A large RAND study of nearly half the acute care hospitals in the U.S. calls into question the value of electronic medical records, saying that except for basic systems used to treat congestive heart failure patients, EHRs are not improving process of care measures for many large hospitals that have them.
"The lurking question has been whether we are examining the right measures to truly test the effectiveness of health information technology," says Spencer S. Jones, a RAND scientist and lead author for the report. "Our existing tools are probably not the ones we need going forward to adequately track the nation's investment in health information technology."
Jones and authors write that their "results should temper expectations for the pace and magnitude of the effects of the Health Information Technology for Economic and Clinical Health (HITECH) legislation.
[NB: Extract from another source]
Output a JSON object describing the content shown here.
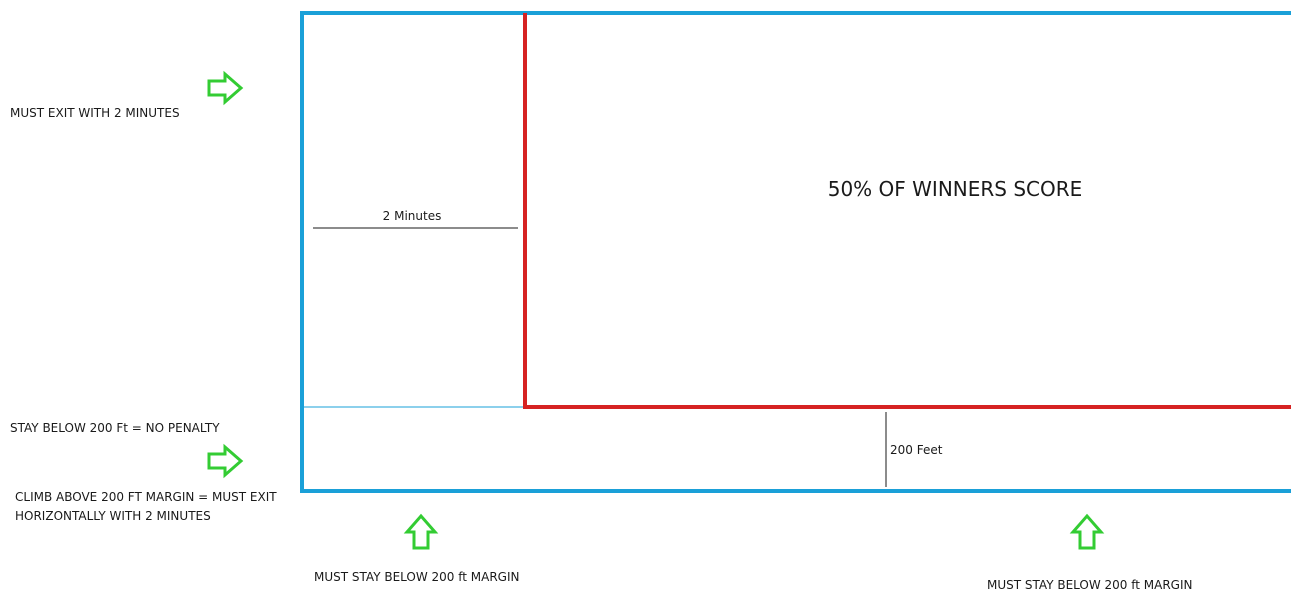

The challenges and unintended consequences of EHR adoption are well documented."
Federal aid amounting to $30 billion is stimulating a national push to adopt EHR in healthcare settings, but Jones' report says that data demonstrating that the technology improves quality comes from a few large teaching hospitals and may not be representative of hospitals at large.
The study looks at 17 process measures for three common illnesses, heart failure, heart attack, and pneumonia between 2003 and 2007. Also, the number of hospitals using basic or advanced EHR grew from 24% to nearly 38% during that period.
Those 17 process measures included whether clinicians gave aspirin to patients who arrived in the hospital with an acute myocardial infarction, an ACE inhibitor or ARB for left ventricular systolic dysfunction to patients with heart failure and an oxygenation assessment to patients admitted with pneumonia. The measures did not include any outcomes.
Quality of care at all hospitals improved overall regardless of whether they had EHR over this time, but with the exception of patients with CHF, it did not improve faster at hospitals with EHR than at hospitals without it.